因幡屋ぶろぐ

劇評かわら版「因幡屋通信」主宰
宮本起代子による幸せの観劇記録。
舞台の印象をより的確により豊かに記せますよう・・・

俳優座プロデュース№97『月の獣』

2015-10-18 | 舞台

*リチャード・カリノスキー作 浦辺千鶴翻訳 栗山民也演出 公式サイトはこちら 13日で終了
 20世紀のはじめ、オスマン帝国によるアルメニア人大虐殺(Wikipedia)が題材の舞台と知って、10年前に見たアトム・エゴヤン監督(Wikipedia)の映画『アララトの聖母』の記憶が生々しく蘇った。この作品は、大虐殺を映画にしようとするアルメニア出身の映画監督、監督が映画に登場させようとする虐殺で母を亡くした実在の画家、撮影の顧問をつとめる美術史家とその家族、映画に出演する俳優の私生活など、時と場所が交錯する上に、人物の関係も複雑で重層的な構成になっている。劇中劇ならぬ「映画中映画」がいつしか物語そのものに見えてくるところや、あざとくはないものの、やはり虐殺場面の描写が苛烈であることなど、手ごわい映画であった。もう一度見たいかというと、正直躊躇する。

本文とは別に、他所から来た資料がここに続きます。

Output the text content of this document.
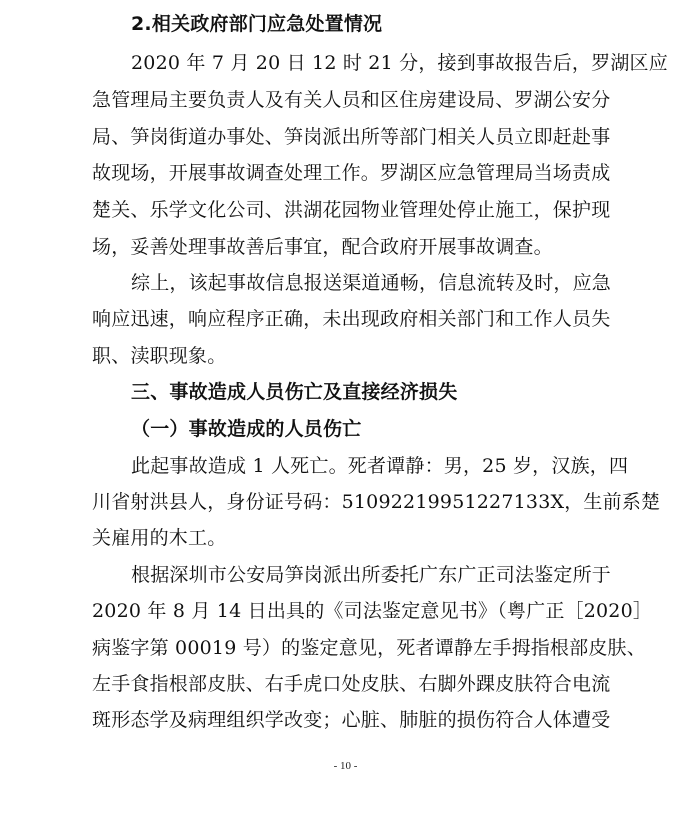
2.相关政府部门应急处置情况
2020 年 7 月 20 日 12 时 21 分，接到事故报告后，罗湖区应
急管理局主要负责人及有关人员和区住房建设局、罗湖公安分
局、笋岗街道办事处、笋岗派出所等部门相关人员立即赶赴事
故现场，开展事故调查处理工作。罗湖区应急管理局当场责成
楚关、乐学文化公司、洪湖花园物业管理处停止施工，保护现
场，妥善处理事故善后事宜，配合政府开展事故调查。
综上，该起事故信息报送渠道通畅，信息流转及时，应急
响应迅速，响应程序正确，未出现政府相关部门和工作人员失
职、渎职现象。
三、事故造成人员伤亡及直接经济损失
（一）事故造成的人员伤亡
此起事故造成 1 人死亡。死者谭静：男，25 岁，汉族，四
川省射洪县人，身份证号码：51092219951227133X，生前系楚
关雇用的木工。
根据深圳市公安局笋岗派出所委托广东广正司法鉴定所于
2020 年 8 月 14 日出具的《司法鉴定意见书》（粤广正［2020］
病鉴字第 00019 号）的鉴定意见，死者谭静左手拇指根部皮肤、
左手食指根部皮肤、右手虎口处皮肤、右脚外踝皮肤符合电流
斑形态学及病理组织学改变；心脏、肺脏的损伤符合人体遭受
- 10 -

 『月の獣』に登場する若い男女は、大虐殺を逃れ、家族とも離ればなれになってアメリカに渡った。写真家となった青年アラム(19歳くらいの設定か?石橋徹郎)は、アルメニアからの「写真の花嫁」として15歳のセタ(占部房子)を妻に迎える。愛情によってではなく、互いに生き抜く手段としての結婚である。しかもアラムが写真を見て決めた娘とセタは別人であった。
 ふたりは悲惨な体験の記憶に苦しみながら、それでも生きつづけようとする。舞台はふたりが暮らすアパートの一室のみ。過去の出来事は台詞によって語られるので、映画のような迫力やインパクトはない。
 しかし想像を絶する体験をして生き残った人が、過去の記憶にどれほど苛まれるか、乗り越えることが容易ではないことがひとつひとつ丁寧に、それだけに痛ましく描かれる。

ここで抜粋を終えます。